Von der Leyen nennt Milliardensummen, die es nicht gibt

Von der Leyen begründete die Priorität für Aufrüstung mit dem Satz: „Wenn Europa Krieg vermeiden will, muss es bereit sein für Krieg.“ Nur: Für die Finanzierung in Höhe von 800 Milliarden Euro fehlen etlichen EU-Staaten die Mittel – und neue Gemeinschaftsschulden verhindert u. a. das Nein aus Deutschland.

Zudem ist die EU für das Thema Verteidigung bislang gar nicht zuständig. Das Thema liegt bei den nationalen Regierungen. Und die verfolgen – Beispiel Frankreich und Italien – oft völlig unterschiedliche Strategien. Macron, innenpolitisch fast erledigt, inszeniert sich momentan als Europas Entschlossenheitskönig, auch wenn Frankreich bei der finanziellen Unterstützung Kiews fürchterlich geizt. Dafür ruft Macron derzeit „im Schnitt einmal am Tag“ auf Selenskyjs Handy an, zuletzt inmitten einer Journalistenrunde.

Kein Draht ins Weiße Haus?

Italiens Regierungschefin Giorgia Meloni (48) hingegen versucht, einen europäischen Alleingang noch abzuwenden, indem sie ihre Gesprächskanäle zu Trump und Elon Musk offen hält. Aber auch ihr ist bislang nicht gelungen, was in normalen Zeiten das Naheliegendste der Welt wäre: Dass sich zwei enge und über Jahrzehnte treue Partner vor einer möglichen Scheidung samt Handelskrieg wenigstens zusammensetzen und versuchen, den totalen Bruch abzuwenden.

Es ist ja nicht so, dass von der Leyen nichts in der Hand hätte, um einen „Deal“ im Weißen Haus zu erreichen wie einst ihr Vorgänger Jean-Claude Juncker (70), der auch direkt mit Putin verhandelte (allerdings weniger erfolgreich).

Ob Ursula von der Leyen, immerhin Chefin von 30.000 Brüsseler Bürokraten, die Stärke dazu hat, daran scheint inzwischen selbst der mächtige Chef der Europäischen Christdemokraten, Manfred Weber (52, CSU), zu zweifeln.

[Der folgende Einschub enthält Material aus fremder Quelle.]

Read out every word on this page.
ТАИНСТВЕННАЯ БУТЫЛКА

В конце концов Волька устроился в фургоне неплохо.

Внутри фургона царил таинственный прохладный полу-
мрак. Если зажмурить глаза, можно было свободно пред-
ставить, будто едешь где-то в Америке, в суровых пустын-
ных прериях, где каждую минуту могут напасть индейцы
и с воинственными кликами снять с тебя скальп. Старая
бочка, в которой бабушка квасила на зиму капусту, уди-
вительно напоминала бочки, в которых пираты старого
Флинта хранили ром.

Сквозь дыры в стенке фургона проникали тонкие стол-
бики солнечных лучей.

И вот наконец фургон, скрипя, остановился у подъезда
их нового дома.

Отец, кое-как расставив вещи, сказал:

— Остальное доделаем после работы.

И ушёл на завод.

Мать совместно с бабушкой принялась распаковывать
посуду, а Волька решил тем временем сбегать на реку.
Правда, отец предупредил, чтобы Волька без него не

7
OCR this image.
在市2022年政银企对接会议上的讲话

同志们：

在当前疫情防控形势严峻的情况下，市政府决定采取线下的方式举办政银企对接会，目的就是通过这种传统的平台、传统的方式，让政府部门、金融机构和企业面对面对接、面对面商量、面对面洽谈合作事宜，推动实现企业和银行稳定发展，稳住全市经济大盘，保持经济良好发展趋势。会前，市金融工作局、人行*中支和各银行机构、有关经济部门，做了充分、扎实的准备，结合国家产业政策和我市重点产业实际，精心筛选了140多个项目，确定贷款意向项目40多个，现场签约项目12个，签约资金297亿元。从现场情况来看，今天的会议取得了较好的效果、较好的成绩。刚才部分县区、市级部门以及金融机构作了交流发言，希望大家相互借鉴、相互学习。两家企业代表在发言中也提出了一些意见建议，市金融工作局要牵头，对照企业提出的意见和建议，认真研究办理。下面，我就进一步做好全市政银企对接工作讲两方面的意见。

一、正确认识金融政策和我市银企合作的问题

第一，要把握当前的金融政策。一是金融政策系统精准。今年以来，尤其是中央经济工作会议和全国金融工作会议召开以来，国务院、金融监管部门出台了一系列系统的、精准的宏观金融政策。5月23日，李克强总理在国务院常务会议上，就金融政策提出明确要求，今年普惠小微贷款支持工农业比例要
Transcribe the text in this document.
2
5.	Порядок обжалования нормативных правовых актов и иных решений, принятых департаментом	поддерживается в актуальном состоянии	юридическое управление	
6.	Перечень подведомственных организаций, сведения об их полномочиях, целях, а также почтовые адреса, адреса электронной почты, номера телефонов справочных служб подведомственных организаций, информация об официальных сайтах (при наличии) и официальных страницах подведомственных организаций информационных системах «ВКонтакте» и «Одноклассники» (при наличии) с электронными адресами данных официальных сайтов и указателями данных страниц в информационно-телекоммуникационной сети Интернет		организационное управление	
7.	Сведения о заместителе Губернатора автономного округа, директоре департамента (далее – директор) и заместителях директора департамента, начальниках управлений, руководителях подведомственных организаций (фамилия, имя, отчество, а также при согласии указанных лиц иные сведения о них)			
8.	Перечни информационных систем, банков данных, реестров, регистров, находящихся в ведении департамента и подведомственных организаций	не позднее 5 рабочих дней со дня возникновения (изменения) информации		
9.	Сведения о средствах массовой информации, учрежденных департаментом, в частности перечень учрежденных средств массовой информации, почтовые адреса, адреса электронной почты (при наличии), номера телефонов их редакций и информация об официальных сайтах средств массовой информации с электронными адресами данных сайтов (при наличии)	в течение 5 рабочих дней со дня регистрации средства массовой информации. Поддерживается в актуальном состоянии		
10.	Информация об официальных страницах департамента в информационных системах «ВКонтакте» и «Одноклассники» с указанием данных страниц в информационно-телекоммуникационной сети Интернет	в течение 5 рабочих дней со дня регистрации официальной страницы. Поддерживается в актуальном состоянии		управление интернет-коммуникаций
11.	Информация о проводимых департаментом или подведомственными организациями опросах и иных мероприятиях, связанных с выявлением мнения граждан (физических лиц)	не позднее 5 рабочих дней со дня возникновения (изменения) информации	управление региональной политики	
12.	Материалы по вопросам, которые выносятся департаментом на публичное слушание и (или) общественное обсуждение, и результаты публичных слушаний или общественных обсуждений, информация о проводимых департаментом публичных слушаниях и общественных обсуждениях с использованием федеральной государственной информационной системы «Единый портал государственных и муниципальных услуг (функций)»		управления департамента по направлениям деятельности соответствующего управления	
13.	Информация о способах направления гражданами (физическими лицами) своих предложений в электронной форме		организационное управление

Bei „Lanz“ im ZDF schlug er vor, dass die Europäer doch direkt einen Präsidenten wählen, der dann außenpolitisch für die ganze Union spricht. Es gehe dabei um die Frage, ob Europa „Gesicht, Stimme, Kraft und Wirkmächtigkeit bekommt“.

Mit anderen Worten: Jemanden, dem zumindest die Trump-Regierung zuhören MUSS. Unvergessen in Brüssel: Wie Trump-Vize JD Vance (40) beim Pariser KI-Gipfel einfach durch den Haupteingang aus dem Gebäude stapfte, als Ursula von der Leyen zu ihrer Antwort auf seine aggressive Rede ansetzte.